Elle souscrit à la fois à l’objectif de simplification et de transition numérique : tendre vers 100% de démarches administratives numérisées à l’horizon 2022 ; développer un État plateforme offrant des services numériques nouveaux et optimisés ; repenser, avec l’ouverture des données publiques notamment, les relations entre les citoyens et l’administration ; transformer les politiques publiques et les méthodes de l’administration à l’aune du numérique.

L’objectif de la démarche est simple : dématérialiser l’ensemble des démarches administratives du ministère à l’horizon 2022. 

Derrière ce libellé rapide se cachent une série de projets qui touchent la plupart des grands processus métiers des directions du ministère et du secrétariat général.

Le Ministère déploie en effet des projets assimilables à des projets de dématérialisations depuis de nombreuses années. 

Ces projets impactent toutes les directions métiers et le secrétariat général mais ne sont pas aujourd’hui gérées globalement avec un pilotage et une gouvernance unifiée.

Par ailleurs et comme d’habitude dans ce type de situation, ces projets avancent de manière différentiée, au gré des difficultés techniques rencontrées, des capacités des directions à mettre ou non les ressources idoines en face, des autres urgences,…

 

4. Le rôle de Public Impact Management

Le programme CAP 22 oblige le ministère à modifier significativement son approche sur ce sujet et à l’envisager globalement, à créer un pilotage unifié, à rendre compte au niveau interministériel, à proposer un plan d’action qui sera validé lors des revues de projets en interministériel.

PIM considérait que ceci correspondait à la création d’un programme, au sens Schéma directeur des systèmes d’information.

Une étude de cadrage était donc indispensable ; elle devait s’assimiler à la constitution des bases de ce programme avec l’ensemble de ces attributs :

  • Un périmètre, ensemble défini de projets particuliers, disposant d’une composante dématérialisation marquée : le portfolio de projets.
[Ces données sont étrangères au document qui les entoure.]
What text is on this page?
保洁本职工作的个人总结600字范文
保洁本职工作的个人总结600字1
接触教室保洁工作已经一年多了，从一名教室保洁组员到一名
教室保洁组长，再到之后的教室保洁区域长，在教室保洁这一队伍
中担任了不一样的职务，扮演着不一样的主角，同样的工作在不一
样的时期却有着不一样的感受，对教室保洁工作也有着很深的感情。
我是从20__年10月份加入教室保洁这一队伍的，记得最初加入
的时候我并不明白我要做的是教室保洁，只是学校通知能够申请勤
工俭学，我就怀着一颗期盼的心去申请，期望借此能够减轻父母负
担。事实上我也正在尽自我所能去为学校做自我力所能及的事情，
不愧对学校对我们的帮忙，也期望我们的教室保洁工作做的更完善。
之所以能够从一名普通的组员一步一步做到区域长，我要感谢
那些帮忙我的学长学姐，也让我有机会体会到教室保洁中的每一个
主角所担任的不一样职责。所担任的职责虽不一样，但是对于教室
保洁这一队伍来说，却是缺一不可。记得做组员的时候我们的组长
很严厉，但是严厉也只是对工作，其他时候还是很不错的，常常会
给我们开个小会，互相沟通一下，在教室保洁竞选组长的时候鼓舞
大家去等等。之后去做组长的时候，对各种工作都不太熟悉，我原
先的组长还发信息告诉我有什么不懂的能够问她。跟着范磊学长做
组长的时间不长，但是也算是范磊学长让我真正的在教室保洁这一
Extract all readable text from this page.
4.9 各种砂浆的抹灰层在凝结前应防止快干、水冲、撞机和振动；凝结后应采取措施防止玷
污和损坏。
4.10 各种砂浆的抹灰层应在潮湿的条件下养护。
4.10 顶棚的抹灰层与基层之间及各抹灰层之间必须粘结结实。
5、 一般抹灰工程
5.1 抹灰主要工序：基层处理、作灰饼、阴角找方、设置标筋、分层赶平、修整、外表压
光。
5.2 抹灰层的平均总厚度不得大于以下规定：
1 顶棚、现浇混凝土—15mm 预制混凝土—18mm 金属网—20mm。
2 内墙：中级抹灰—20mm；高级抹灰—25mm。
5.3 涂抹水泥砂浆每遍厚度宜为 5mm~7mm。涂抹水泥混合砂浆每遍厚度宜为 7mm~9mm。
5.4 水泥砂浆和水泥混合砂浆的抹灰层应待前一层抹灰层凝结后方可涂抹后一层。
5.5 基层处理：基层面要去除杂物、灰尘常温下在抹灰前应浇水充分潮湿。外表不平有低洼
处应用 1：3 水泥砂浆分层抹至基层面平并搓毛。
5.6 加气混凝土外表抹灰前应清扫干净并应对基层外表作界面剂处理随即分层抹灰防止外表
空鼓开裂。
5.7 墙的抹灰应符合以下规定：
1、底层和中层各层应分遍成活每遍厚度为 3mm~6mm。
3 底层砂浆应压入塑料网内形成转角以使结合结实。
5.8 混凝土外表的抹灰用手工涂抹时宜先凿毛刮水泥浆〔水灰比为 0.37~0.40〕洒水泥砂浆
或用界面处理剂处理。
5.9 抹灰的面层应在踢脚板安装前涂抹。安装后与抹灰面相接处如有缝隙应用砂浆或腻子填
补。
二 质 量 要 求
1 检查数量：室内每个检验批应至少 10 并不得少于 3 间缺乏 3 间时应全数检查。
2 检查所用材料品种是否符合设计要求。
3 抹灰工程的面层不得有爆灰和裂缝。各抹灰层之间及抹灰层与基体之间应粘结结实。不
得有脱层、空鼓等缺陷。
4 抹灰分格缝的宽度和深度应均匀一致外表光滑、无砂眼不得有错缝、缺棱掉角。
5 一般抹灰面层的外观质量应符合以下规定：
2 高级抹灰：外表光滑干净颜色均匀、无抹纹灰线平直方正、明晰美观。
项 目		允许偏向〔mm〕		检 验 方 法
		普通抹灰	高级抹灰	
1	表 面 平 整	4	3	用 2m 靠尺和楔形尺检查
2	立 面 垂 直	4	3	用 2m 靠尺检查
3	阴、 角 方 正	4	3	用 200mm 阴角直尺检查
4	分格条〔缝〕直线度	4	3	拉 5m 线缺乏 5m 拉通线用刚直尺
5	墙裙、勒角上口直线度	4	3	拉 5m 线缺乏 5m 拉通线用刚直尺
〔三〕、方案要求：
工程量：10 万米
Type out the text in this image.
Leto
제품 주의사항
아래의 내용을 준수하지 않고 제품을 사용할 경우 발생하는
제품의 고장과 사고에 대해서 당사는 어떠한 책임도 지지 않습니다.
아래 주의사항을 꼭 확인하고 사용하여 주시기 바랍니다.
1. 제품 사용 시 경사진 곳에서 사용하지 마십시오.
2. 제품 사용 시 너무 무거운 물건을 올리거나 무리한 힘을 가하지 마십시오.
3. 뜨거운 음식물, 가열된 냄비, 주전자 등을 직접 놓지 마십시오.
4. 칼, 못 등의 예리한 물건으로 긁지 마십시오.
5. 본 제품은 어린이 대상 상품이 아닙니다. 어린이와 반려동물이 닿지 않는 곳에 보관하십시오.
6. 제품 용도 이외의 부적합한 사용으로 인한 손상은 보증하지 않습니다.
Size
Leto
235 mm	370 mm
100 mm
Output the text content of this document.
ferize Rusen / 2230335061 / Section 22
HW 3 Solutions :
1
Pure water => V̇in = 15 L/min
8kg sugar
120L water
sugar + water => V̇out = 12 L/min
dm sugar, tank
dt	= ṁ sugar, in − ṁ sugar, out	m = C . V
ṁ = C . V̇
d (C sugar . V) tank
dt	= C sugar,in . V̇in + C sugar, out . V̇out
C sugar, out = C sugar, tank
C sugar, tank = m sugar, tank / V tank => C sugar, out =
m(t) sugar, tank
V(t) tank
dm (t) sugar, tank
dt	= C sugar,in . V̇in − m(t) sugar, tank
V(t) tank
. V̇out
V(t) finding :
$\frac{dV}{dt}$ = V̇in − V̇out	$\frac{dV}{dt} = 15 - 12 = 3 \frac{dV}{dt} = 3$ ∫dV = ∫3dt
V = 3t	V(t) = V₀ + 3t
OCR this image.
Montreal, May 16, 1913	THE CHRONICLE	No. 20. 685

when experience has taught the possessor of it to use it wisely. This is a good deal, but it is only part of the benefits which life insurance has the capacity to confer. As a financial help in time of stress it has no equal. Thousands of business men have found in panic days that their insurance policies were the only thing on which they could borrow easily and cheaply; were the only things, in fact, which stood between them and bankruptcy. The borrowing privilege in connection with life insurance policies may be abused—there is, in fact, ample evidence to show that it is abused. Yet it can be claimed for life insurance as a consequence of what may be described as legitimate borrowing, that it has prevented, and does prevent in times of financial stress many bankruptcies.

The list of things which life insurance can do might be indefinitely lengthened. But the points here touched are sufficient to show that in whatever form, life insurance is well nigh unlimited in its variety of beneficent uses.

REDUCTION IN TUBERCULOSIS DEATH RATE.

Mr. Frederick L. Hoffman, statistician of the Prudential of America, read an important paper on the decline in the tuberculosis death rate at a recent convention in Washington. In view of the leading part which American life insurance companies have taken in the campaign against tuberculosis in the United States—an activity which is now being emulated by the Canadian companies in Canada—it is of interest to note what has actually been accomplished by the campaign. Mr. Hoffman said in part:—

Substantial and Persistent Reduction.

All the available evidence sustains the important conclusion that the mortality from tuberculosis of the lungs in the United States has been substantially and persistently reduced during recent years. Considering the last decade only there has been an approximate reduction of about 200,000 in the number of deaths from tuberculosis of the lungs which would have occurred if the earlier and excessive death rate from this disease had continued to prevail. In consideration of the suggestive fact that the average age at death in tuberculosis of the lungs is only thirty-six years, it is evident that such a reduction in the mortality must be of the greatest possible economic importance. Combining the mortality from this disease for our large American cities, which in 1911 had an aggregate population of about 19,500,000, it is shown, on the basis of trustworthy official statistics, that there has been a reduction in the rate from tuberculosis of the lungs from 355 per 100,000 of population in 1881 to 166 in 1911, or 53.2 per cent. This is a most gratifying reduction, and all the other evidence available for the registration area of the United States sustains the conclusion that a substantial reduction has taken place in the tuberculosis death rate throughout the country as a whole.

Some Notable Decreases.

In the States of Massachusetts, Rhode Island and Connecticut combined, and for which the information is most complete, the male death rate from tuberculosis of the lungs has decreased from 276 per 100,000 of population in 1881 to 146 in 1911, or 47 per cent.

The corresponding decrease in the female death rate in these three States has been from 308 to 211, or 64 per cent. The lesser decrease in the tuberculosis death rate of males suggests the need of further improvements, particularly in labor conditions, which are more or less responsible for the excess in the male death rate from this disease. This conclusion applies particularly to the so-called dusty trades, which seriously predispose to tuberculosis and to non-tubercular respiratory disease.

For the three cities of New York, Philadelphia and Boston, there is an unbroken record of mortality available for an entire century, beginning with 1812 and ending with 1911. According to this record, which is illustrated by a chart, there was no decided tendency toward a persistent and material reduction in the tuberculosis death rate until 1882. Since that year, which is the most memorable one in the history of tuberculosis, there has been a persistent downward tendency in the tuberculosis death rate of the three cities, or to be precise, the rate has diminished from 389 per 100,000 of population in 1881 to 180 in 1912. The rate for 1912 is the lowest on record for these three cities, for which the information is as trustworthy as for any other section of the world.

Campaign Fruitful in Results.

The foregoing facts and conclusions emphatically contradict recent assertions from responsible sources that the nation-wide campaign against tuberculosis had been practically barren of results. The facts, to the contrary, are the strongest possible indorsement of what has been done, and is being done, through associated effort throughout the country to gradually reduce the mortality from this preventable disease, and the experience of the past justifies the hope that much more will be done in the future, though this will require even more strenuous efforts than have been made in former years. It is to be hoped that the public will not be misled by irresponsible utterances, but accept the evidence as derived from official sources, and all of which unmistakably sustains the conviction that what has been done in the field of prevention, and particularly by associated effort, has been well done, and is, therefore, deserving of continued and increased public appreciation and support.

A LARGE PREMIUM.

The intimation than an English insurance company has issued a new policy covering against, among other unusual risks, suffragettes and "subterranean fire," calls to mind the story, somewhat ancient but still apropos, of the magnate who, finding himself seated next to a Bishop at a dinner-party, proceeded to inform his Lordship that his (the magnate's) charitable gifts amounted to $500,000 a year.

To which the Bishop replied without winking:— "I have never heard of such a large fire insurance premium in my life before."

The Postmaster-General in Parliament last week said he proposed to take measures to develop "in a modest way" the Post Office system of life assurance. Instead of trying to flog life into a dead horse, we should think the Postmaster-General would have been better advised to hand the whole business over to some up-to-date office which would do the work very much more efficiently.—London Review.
  • Une gouvernance spécifique, qui pourrait être intégrée ou non dans le SDSI (schéma directeur des systèmes d’information) ou faire l’objet d’une composition et d’une comitologie spécifique

  • Des orientations stratégiques explicites, précisant les ambitions et les délais

  • Des précisions concernant les moyens financiers et humains alloués

  • Un calendrier ou tout au moins un macro-ordonnancement des projets les uns par rapports aux autres

  • Enfin, une boite à outils commune pour faciliter la transversalité entre les projets.

C’est l’objet d’une mission importante que PIM mène actuellement auprès du Ministère en collaboration avec INOPS et Serda.